News

Neely picked as new chair of Coastal Commission

The California Coastal Commission selected Bonnie Neely of Eureka as the new chairperson this week, culminating a behind-the-scenes struggle in which rival commissioner William Burke mounted an aggressive campaign for the top job.

Neely, who had served as vice chair, replaces the departing chairman, Patrick Kruer. The action was announced at the commission’s meeting in San Francisco.

Burke, who has tried before and failed to become chairman, has been waging an aggressive campaign for the job. Burke, the former owner of the Los Angeles Marathon, currently is chairman of another major regulatory panel, the Southern California Air Quality Management District.  

Burke, the husband of former Los Angeles County supervisor Yvonne Burke, received statewide attention last year after he pushed through a bill with the help of friendly lobbyists and political allies in the Legislature to exempt him from term limits at the air board.
According to board observers, Burke has indicated the governor’s staff supports his chairmanship and that former Assembly Speaker Fabian Nunez – who appointed Burke to the commission last year – has telephoned commissioners on Burke’s behalf. Sources say, however, that the governor has not taken a position on Burke and is not advocating on his behalf.

There was no immediate comment from the governor’s office.

None of the commissioners contacted by Capitol Weekly responded to questions about the chairmanship, and one indicated that the matter was an internal issue.

The Coastal Commission’s inner workings rarely receive public attention, although maneuvering among the members for the chairmanship has occurred often in the past. The chair, a member of the commission selected by colleagues, typically serves for two years. The current chair is Patrick Kruer, a veteran government regulator and La Jolla financier who was appointed in 2007 by then-Assembly Speaker Fabian Nunez.

The chairmanship is more than ceremonial: The chairman runs the meetings, has influence over the agenda and serves as the commission’s public face. There is no hard and fast policy that the vice chair become the chair of the panel, although that has happened frequently in the past, observers say.

Under the Commission’s rules, the 12-member panel is composed of four members each appointed by the governor, the Senate leader and the Assembly speaker. The newly installed leaders in both houses – Democrat Darrell Steinberg in the Senate and Democrat Karen Bass in the Assembly – have not yet made appointments to the commission.
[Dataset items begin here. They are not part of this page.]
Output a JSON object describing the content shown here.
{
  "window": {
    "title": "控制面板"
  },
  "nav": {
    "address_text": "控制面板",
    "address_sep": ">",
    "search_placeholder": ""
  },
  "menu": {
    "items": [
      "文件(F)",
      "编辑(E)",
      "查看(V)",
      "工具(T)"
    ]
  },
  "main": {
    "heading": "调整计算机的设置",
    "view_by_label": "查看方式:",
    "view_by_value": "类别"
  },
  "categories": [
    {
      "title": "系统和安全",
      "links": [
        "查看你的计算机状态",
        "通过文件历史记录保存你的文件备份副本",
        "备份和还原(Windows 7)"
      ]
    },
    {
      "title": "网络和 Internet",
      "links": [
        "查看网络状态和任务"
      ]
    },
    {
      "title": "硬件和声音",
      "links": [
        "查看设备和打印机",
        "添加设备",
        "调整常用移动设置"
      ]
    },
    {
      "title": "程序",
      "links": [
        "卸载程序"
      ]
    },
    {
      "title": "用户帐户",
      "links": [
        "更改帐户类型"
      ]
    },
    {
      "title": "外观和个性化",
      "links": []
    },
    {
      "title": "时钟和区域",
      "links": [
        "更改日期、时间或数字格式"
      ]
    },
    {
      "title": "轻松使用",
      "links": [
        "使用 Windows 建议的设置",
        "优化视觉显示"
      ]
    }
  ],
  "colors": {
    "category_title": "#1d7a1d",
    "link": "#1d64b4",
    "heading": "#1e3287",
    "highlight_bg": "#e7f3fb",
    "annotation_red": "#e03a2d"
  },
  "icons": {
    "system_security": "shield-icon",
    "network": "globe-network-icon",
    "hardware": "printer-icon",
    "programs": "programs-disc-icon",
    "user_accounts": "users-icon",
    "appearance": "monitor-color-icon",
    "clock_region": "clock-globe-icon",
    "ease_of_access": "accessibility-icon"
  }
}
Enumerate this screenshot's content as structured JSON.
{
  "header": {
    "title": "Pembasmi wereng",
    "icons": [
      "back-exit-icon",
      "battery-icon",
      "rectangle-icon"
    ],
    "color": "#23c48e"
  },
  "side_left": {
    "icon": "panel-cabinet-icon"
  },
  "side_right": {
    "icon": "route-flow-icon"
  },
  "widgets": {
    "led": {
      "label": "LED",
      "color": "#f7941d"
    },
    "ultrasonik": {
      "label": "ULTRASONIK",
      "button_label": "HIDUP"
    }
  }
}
The commission, formed in 1972, is the state’s most powerful land-use regulator and decides where – and how much – land near the coast can be developed. It also is an independent panel – much to the irritation of a number of governors, including the current one – and it has an aggressive staff. Those two qualities often put them at odds with the powers in Sacramento the people who affected by its decisions first hand.